For France’s biggest militant union, it’s also a way to keep its sway over the country’s politics.

“The CGT is losing steam,” said Denis Jamet, a 65-year-old retiree making his way through Le Havre’s unusually quiet city centre Wednesday. “They’re trying to stay relevant.”

Only about 8 to 11 per cent of the workforce in France is unionized. But their influence reaches beyond that, mainly through workplace elections of union representatives and the ability to negotiate industry-wide deals on behalf of non-unionized members. The recent ferment has a lot do with those elections, whose results are due in 2017, according to Dominique Andolfatto, a professor of political science at the University of Burgundy. The CGT, a union closely associated with the French Communist Party and the events of May 1968 — when the French government was nearly brought to its knees by a massive strike — is on the defensive in the face of gains by more dovish unions like French Confederation of Labor, known by its French acronym CFDT.

“These blockages are a sign of strength, but one can also argue that they’re a sign of weakness,” said Andolfatto. “If they were really that powerful they would do classic strikes, or massive protests. But they’re having trouble mobilizing that many people.”

Last week’s debate outside the ExxonMobil gave some hint as to how globalization weighs against 1968-style action, even in a country with relatively modest levels of foreign direct investment. As strikers and counterdemonstrators hashed it out, one non-striker warned that “this refinery belongs to people in the United States. … If we show this image, foreign companies are going to leave.”

Another, who gave his name only as Denis, took the microphone to warn that the number of French refineries had fallen from 12 to only eight in the past decade.

“If you block the refinery every time you have a grievance how many more are going to be left?” he said.

The CGT and its allies have had more success elsewhere. Le Havre’s oil terminal, responsible for 40 per cent of France’s oil imports, has been either completely or partially closed by strike action since last week. On Thursday, at least 10,000 people, led by striking dock workers and the CGT, descended on Le Havre’s City Hall with a percussion band, powerful fireworks and paint bombs, decorating the grey, 1950s building with red-blue-and-yellow splatters.

“We’re going back to ’68,” said Yamina Berriouche, a 46-year-old protester who struggled to make herself heard over the drums and the explosions. “People are angry.”

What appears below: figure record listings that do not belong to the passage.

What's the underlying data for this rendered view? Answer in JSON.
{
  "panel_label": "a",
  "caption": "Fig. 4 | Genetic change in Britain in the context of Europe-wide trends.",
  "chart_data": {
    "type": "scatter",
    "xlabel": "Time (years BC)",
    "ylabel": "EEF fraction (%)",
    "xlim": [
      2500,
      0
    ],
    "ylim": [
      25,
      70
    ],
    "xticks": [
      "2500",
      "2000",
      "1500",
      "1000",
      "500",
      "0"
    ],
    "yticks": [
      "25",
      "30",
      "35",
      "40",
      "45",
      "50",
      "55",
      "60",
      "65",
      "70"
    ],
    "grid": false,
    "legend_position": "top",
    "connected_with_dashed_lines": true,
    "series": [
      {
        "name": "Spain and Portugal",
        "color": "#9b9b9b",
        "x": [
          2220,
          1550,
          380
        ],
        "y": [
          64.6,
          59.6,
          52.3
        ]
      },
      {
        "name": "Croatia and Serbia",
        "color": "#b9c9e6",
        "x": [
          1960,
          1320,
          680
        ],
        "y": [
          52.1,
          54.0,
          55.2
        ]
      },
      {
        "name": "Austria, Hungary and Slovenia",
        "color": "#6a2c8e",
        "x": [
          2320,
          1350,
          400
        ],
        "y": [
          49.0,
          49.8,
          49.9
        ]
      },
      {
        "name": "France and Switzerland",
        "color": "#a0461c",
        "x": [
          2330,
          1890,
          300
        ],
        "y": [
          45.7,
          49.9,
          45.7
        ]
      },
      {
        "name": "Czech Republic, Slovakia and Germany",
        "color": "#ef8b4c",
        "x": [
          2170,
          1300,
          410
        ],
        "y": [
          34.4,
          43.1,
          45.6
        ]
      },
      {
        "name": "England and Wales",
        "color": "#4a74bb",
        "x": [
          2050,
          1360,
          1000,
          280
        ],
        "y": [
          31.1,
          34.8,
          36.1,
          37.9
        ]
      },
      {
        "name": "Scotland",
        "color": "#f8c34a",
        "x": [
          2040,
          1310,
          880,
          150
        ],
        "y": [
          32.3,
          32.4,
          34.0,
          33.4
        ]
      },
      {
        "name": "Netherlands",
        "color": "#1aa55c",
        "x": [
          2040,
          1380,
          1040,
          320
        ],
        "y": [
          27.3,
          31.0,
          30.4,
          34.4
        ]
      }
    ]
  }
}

Union-watchers say the fight between the CGT and the government is too close to call. On the one hand President Francois Hollande and his combative Prime Minister Manuel Valls are both unpopular and their reforms have divided the Socialist party. On the other hand, the more conciliatory CFDT has backed the reforms and many French people — like the Le Havre brasserie owner who said he’d like to go on strike against the strikers — are losing patience with the CGT and its mustachioed leader, Philippe Martinez.

Both sides have hinted at compromise in recent days as France’s attention turns to the European Championship soccer tournament.

“Martinez is a big soccer fan,” said Andolfatto, the academic. “He doesn’t want to screw up the Euros.”

If Hollande and Valls fold, it will leave the Socialist Party hobbling into next year’s presidential election, when it will be challenged by the right-wing Republicans and the far-right National Front. But if the CGT fails to win the withdrawal of the reforms, it risks accelerating its slide into second place behind its CFDT rival and “consolidating a more practical-minded unionism,” according to Andolfatto.

He was quick to caution that still wouldn’t mean the disappearance of France’s notorious strikes.

“There’s a kind of revolutionary passion in France,” said Andolfatto. “That won’t be eradicated right away.”